Sudah kucatat semua tentang apa yang ingin kau lakukan di pasar malam nanti. Tinggal menunggu saja pasar malam itu membangunkan tidurnya saat liburan sekolah tiba. Kau bisa menunggu, kan? Liburan sekolah masih cukup lama. Atau sembari kau menunggu pasar malam, kau bisa mencatat apa saja yang ingin kau lakukan. Akan kutemani kau.

Kau bisa jadi pasar malam, dengan senyummu bahagia sudah dirayakan.

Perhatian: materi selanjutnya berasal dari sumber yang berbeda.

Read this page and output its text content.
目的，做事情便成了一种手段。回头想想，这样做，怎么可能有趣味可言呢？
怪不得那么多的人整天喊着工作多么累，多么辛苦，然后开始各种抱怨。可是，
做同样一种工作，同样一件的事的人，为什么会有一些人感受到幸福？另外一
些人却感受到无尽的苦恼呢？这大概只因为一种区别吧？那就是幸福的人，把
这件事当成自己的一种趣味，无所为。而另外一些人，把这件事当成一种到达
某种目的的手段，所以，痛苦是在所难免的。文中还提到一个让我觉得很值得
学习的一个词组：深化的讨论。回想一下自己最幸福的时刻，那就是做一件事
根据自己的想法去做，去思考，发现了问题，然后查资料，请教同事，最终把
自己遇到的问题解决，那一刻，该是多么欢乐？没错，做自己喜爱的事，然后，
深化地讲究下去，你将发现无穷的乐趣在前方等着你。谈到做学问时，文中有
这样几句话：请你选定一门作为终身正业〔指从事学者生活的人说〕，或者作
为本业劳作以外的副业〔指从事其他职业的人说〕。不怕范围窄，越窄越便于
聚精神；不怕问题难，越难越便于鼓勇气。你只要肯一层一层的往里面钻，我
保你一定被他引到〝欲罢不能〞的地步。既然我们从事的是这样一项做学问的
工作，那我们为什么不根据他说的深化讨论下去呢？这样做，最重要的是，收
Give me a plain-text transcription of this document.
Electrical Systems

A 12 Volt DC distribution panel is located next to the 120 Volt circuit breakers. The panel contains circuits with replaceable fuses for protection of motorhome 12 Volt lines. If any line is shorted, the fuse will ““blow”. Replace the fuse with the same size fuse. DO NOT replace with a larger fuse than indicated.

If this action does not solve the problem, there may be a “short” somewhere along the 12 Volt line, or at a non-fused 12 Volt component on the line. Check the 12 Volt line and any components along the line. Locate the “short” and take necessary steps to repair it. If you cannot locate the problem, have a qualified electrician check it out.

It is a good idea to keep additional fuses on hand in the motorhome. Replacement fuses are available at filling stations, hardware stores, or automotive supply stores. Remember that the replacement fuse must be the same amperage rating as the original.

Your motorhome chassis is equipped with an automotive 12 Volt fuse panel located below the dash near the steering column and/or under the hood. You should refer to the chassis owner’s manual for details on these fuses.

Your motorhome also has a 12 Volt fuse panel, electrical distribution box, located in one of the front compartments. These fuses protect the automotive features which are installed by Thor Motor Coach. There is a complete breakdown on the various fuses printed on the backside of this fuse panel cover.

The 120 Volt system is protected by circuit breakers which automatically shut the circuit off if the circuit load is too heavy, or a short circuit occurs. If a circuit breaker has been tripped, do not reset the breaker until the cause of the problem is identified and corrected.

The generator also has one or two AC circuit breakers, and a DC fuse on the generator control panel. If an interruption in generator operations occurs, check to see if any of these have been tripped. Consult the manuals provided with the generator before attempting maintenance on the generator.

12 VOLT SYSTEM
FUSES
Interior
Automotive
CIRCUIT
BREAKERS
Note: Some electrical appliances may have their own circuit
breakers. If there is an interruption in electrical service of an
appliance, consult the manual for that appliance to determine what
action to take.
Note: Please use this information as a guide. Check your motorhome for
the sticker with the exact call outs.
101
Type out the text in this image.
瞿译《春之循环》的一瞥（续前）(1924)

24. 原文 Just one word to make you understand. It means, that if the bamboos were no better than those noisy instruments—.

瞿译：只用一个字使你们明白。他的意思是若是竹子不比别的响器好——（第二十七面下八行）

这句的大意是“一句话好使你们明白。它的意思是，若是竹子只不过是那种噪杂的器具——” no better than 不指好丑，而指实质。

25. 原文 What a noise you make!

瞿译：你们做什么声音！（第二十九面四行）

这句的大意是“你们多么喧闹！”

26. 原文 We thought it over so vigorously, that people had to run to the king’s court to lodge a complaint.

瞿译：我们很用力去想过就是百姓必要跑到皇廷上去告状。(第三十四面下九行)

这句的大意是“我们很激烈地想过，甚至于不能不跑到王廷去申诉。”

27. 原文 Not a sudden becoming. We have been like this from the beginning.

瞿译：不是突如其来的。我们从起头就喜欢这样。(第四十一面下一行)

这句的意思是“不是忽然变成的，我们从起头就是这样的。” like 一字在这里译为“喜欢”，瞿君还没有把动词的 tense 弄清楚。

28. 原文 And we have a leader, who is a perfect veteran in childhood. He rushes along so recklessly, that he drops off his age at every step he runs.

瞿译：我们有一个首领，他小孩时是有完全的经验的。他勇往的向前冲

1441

Terima kasih cup cake-nya. Sebenarnya sayang jika aku harus memakannya. Sungguh cantik. Tapi aku harus merasakannya, bukan? Dan aku menghabiskannya. Rasanya mau memesan lagi, namun aku mau tidur malam ini. Ah, andai saja gula tak berpengaruh apa-apa buatku. Laib kali saja aku memesan lagi. Toh aku juga sering ke kedaimu.

Membaca suratmu aku juga jadi hangat. Kata-katamu mirip dengan kopi; menghangatkan tubuhku dari mata di kepalaku, sampai penuh di dalam dadaku.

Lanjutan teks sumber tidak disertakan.